«Nous ne voulons pas nous voir imposer, encore une fois, une convention collective sous le bâillon, comme ça été le cas en 2005. Nous voulons une négociation faite de bonne foi et une convention collective négociée!», a soutenu fermement Guy Veillette, président du SERD.
La convention collective des 475 000 syndiqués de la fonction publique du Québec vient à échéance le 31 mars 2010. Or, le Front commun intersyndical des employés de l'État doit tenter d'en arriver à un terrain d'entente d'ici cette date.
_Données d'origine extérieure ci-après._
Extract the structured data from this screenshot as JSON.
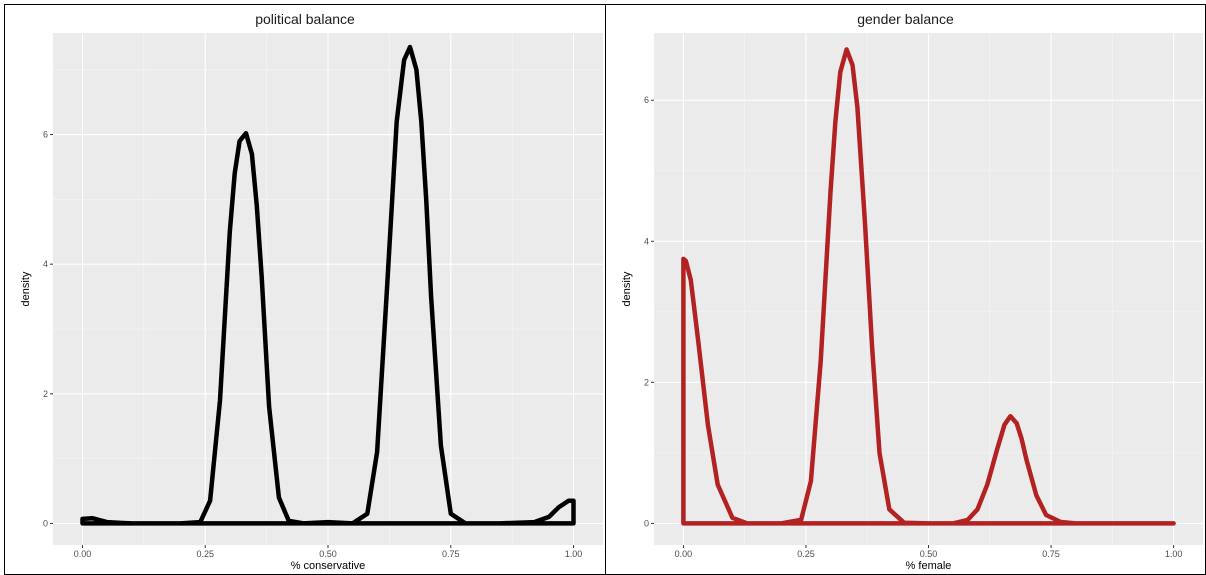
{
  "chart_data": [
    {
      "type": "line",
      "title": "political balance",
      "xlabel": "% conservative",
      "ylabel": "density",
      "xlim": [
        0,
        1
      ],
      "ylim": [
        0,
        7.4
      ],
      "x_ticks": [
        "0.00",
        "0.25",
        "0.50",
        "0.75",
        "1.00"
      ],
      "y_ticks": [
        "0",
        "2",
        "4",
        "6"
      ],
      "grid": true,
      "line_color": "#000000",
      "series": [
        {
          "x": [
            0.0,
            0.02,
            0.05,
            0.1,
            0.2,
            0.24,
            0.26,
            0.28,
            0.3,
            0.31,
            0.32,
            0.333,
            0.345,
            0.355,
            0.365,
            0.38,
            0.4,
            0.42,
            0.45,
            0.5,
            0.55,
            0.58,
            0.6,
            0.62,
            0.64,
            0.655,
            0.667,
            0.68,
            0.69,
            0.7,
            0.71,
            0.73,
            0.75,
            0.78,
            0.85,
            0.92,
            0.95,
            0.97,
            0.99,
            1.0
          ],
          "y": [
            0.07,
            0.08,
            0.02,
            0.0,
            0.0,
            0.02,
            0.35,
            1.9,
            4.5,
            5.4,
            5.9,
            6.02,
            5.7,
            4.9,
            3.8,
            1.8,
            0.4,
            0.04,
            0.0,
            0.02,
            0.0,
            0.15,
            1.1,
            3.6,
            6.2,
            7.15,
            7.35,
            7.0,
            6.2,
            5.0,
            3.5,
            1.2,
            0.15,
            0.0,
            0.0,
            0.02,
            0.1,
            0.25,
            0.35,
            0.35
          ]
        }
      ]
    },
    {
      "type": "line",
      "title": "gender balance",
      "xlabel": "% female",
      "ylabel": "density",
      "xlim": [
        0,
        1
      ],
      "ylim": [
        0,
        6.8
      ],
      "x_ticks": [
        "0.00",
        "0.25",
        "0.50",
        "0.75",
        "1.00"
      ],
      "y_ticks": [
        "0",
        "2",
        "4",
        "6"
      ],
      "grid": true,
      "line_color": "#b22222",
      "series": [
        {
          "x": [
            0.0,
            0.005,
            0.015,
            0.03,
            0.05,
            0.07,
            0.1,
            0.13,
            0.2,
            0.24,
            0.26,
            0.28,
            0.3,
            0.31,
            0.32,
            0.333,
            0.345,
            0.355,
            0.37,
            0.385,
            0.4,
            0.42,
            0.45,
            0.5,
            0.55,
            0.58,
            0.6,
            0.62,
            0.64,
            0.655,
            0.667,
            0.68,
            0.69,
            0.7,
            0.72,
            0.74,
            0.77,
            0.8,
            0.9,
            1.0
          ],
          "y": [
            3.75,
            3.72,
            3.45,
            2.6,
            1.4,
            0.55,
            0.08,
            0.0,
            0.0,
            0.05,
            0.6,
            2.3,
            4.7,
            5.7,
            6.4,
            6.72,
            6.5,
            5.9,
            4.3,
            2.5,
            1.0,
            0.2,
            0.01,
            0.0,
            0.0,
            0.05,
            0.2,
            0.55,
            1.05,
            1.4,
            1.52,
            1.42,
            1.2,
            0.9,
            0.4,
            0.12,
            0.02,
            0.0,
            0.0,
            0.0
          ]
        }
      ]
    }
  ]
}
M. Veillette a bon espoir que le gouvernement Charest et les syndiqués parviennent à conclure un nouveau contrat.
«Il reste encore du temps avant le 31 mars, alors qu’on s’assoit et qu’on se donne de vrais mandats», a-t-il laissé entendre, en indiquant que ce message s’adressait au premier ministre.
D’ailleurs, la manifestation d’aujourd’hui se terminait devant le bureau de Jean Charest.
Concrètement, la Fédération des syndicats de l’enseignement (CSQ) a trois grandes revendications pour la négociation, lesquelles sont regroupées dans trois cibles principales, soit la réduction des difficultés liées à l’intégration des élèves handicapés ou en difficulté d'adaptation ou d'apprentissage (HDAA), la réduction de la taille des classes dans tous les secteurs et l’amélioration des conditions d’accès à des contrats à temps partiel et à des contrats à temps plein.
«Cette troisième revendication favoriserait la diminution du taux de précarité du personnel enseignant qui est de 44 %, ce qui est énorme», a indiqué M. Veillette.
«Nous demandons également une augmentation de salaire de 3,75 % annuellement pour les trois prochaines années, alors que le gouvernement nous a offert un cadre financier de 7 % sur cinq ans… Il y a une bonne différence», a-t-il ajouté.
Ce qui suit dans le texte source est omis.